THE ISSUE of fracking in North Yorkshire could prove a significant issue at the ballot box on Thursday, as the Green party, Liberal Democrats, Labour and even UKIP field candidates opposed to the industry.

The parties hoping to challenge the Conservative’s long-standing majority grip on North Yorkshire County Council are all fielding candidates who are opposed to the industry.

They are among the 262 candidates registered to stand for one of 72 seats on the local authority.

In May last year, the Tory-held council granted permission for the first shale gas extraction site in England at Kirby Misperton. The plans received 4,375 formally recognised letters of objection and 36 letters of support, but councillors approved the plans by 7 votes to 4.

The Northern Echo: Anti fracking protestors demonstrate outside North Yorkshire county council offices in Northallerton last month.

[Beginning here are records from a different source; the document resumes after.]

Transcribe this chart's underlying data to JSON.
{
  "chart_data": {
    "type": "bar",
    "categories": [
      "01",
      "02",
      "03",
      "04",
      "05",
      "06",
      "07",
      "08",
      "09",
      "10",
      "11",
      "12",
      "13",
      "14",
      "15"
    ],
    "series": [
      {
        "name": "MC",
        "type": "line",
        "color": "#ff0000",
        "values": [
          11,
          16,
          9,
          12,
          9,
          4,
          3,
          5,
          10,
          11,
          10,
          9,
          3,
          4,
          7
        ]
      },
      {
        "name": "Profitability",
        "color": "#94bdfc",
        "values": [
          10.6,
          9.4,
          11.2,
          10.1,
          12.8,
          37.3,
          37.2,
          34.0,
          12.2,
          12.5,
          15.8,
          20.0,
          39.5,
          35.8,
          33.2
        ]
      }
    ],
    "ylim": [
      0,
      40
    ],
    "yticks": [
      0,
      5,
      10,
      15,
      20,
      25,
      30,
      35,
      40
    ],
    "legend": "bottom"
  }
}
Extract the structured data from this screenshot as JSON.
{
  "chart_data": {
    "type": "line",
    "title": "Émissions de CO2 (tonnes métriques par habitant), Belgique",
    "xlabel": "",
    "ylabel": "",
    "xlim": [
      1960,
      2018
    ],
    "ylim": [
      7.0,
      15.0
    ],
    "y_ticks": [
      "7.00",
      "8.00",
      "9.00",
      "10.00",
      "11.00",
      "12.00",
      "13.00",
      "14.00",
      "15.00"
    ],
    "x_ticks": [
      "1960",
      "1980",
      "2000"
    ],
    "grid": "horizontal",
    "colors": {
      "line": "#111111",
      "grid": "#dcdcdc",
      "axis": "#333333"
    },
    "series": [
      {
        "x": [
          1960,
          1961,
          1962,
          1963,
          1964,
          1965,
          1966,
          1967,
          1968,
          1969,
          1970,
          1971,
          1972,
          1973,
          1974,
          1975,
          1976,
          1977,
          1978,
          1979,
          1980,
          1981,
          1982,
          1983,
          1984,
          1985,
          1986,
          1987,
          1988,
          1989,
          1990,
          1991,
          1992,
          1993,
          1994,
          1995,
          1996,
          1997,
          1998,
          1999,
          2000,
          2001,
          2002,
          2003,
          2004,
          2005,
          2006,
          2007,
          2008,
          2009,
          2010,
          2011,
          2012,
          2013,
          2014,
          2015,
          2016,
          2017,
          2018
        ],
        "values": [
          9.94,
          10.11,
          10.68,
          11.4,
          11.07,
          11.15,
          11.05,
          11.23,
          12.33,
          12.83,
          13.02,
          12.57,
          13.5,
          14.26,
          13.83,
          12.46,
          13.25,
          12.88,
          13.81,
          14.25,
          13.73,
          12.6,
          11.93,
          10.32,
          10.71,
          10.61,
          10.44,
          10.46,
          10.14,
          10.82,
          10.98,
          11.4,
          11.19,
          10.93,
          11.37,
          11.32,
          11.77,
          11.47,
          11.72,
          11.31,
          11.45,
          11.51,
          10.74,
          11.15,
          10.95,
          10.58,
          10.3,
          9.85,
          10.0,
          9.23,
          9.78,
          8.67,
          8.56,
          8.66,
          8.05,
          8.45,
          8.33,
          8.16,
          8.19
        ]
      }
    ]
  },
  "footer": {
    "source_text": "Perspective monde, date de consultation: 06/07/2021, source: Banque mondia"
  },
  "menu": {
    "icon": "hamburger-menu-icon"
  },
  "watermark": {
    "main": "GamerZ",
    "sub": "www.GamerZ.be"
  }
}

Anti-fracking protestors demonstrating outside North Yorkshire County Council's headquarters in Northallerton last year. Picture: Stuart Boulton

More than a dozen other licences have been issued for gas exploration in North Yorkshire, including the North York Moors, although the extent and commercial viability of the sites will only be established once drilling begins.

Although candidates such as the Pickering ward’s Conservative candidate, Greg White, has stated his opposition to shale gas extraction in Ryedale, national Conservative backing for the industry has provoked bitterness amongst some of those opposed to the industry.

Nationally, UKIP has voiced its support for fracking, but all its candidates standing in the North Yorkshire election are opposed.

UKIP’s spokesman for North Yorkshire and campaign manager for the county, Andrew Dennis, said: “I live in North Yorkshire and I’m tremendously opposed to fracking. I know all our candidates are against it too.

“Our candidates are allowed to use their own judgments on issues on the basis of what their electors want, we don’t have a party whip, but all our candidates for North Yorkshire are opposed to fracking.”

Labour’s regional communications officer, Bernie Keavy, who are fielding candidates in all but six seats also said it was also opposed to the industry in North Yorkshire.

The Liberal Democrats in North Yorkshire and the Green party have also said they are opposed to the shale gas extraction industry.

Despite the contentious nature of some of the issues that have fallen under the county council’s remit, a fifth of people in North Yorkshire’s Hambleton district will not have a vote in the elections due to two seats being uncontested.

They belong to deputy leader of the council, Conservative Gareth Dadd, who has been unopposed in his Thirsk seat and Caroline Patmore, who will continue to represent the Stillington constituency.

Postcards were sent to the 13,000 voters in Hambleton, informing them they will not have a vote in the May 4 elections. In means 21 polling stations will not be used.